胸焼け:胃液と食道の関係を理解する

胸焼けとは

胸の中央部が燃えるように痛む感覚で、胃液が食道に逆流することで起こります。胃液は胃で分泌される酸性の液体で、食べ物の消化を助けますが、食道の粘膜は酸に弱く、刺激されると炎症や不快感が生じます。

食道と胃の仕組み

食道と胃の間には「下部食道括約筋(LES)」と呼ばれる筋肉の弁があり、通常は胃の内容物が食道に戻らないように閉じています。

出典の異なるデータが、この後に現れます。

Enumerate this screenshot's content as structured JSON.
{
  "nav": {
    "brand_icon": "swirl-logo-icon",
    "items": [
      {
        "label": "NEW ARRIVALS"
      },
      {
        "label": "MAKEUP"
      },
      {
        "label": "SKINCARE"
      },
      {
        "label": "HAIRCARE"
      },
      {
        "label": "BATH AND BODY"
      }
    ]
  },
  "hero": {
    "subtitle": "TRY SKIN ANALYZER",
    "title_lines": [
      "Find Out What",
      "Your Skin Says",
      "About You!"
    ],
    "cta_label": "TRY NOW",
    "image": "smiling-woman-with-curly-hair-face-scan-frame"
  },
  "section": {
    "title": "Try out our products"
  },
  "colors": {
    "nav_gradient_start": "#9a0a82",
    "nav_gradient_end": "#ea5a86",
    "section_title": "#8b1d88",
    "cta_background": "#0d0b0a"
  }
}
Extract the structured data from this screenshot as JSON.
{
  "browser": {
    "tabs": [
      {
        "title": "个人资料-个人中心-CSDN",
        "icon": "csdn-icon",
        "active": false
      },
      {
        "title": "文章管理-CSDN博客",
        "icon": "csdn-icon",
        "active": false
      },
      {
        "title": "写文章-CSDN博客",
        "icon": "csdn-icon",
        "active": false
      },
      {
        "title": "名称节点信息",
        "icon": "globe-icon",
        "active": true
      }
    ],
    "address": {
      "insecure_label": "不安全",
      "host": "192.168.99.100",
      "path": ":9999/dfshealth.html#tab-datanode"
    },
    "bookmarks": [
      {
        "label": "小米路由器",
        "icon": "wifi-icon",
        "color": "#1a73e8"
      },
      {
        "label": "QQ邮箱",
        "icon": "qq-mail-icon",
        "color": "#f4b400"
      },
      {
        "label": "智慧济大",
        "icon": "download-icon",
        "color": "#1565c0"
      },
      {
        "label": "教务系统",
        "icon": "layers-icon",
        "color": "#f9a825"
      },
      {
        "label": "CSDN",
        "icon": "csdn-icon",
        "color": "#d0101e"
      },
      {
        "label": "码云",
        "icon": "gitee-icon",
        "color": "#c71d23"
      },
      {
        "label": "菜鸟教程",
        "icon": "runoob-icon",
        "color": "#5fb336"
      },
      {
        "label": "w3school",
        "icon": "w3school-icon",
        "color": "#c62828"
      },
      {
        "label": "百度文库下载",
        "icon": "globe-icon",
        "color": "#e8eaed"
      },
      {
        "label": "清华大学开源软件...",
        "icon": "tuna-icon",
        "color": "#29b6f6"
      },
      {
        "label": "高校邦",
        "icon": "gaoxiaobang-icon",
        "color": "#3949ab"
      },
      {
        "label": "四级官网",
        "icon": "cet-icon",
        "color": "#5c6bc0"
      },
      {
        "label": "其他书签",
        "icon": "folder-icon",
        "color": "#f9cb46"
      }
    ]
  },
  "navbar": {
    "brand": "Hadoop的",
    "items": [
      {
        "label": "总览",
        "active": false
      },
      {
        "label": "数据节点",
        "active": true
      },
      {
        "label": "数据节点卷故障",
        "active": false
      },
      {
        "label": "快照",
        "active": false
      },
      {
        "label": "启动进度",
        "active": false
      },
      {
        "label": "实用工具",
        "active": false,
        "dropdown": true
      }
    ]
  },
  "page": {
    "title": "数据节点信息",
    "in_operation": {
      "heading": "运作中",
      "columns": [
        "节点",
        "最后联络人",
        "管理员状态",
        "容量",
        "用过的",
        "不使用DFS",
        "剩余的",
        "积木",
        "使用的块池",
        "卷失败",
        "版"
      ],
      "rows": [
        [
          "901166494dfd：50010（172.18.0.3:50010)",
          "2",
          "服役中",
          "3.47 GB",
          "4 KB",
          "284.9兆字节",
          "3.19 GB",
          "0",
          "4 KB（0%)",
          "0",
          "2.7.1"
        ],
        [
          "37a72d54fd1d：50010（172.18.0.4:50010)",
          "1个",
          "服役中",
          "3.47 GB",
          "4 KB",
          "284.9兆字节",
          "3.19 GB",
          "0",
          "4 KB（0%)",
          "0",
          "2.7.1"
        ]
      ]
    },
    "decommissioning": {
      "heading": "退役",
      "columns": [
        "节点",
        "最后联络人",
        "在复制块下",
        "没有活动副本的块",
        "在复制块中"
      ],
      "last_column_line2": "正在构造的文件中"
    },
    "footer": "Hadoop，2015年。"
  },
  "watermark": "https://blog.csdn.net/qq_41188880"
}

しかし、LESが弱くなるか不適切に緩むと、胃液が逆流しやすくなり、胸焼けが発生します。

胸焼けを引き起こす主な要因

  • 裂孔ヘルニア:横隔膜の開口部を通じて胃の一部が胸腔に突き出す状態で、LESの機能が低下しやすくなります。
  • 腹圧の上昇:肥満、妊娠、特定の薬剤などが腹部に圧力をかけ、逆流を助長します。
  • 刺激性の食べ物・飲み物:辛い料理、脂肪分の多い食品、アルコール、カフェインなどはLESを緩めることがあります。
  • 喫煙:タバコはLESを損傷し、逆流防止能力を低下させます。
  • 胃排出の遅延:胃麻痺や糖尿病などで胃の内容物が長く滞留すると、胃内圧が上がり逆流しやすくなります。

注意すべき基礎疾患

胸焼けは潰瘍や胃食道逆流症(GERD)などの基礎疾患の症状であることがあります。症状が頻繁に起きる、または強い場合は、医師の診断を受け適切な治療を行うことが重要です。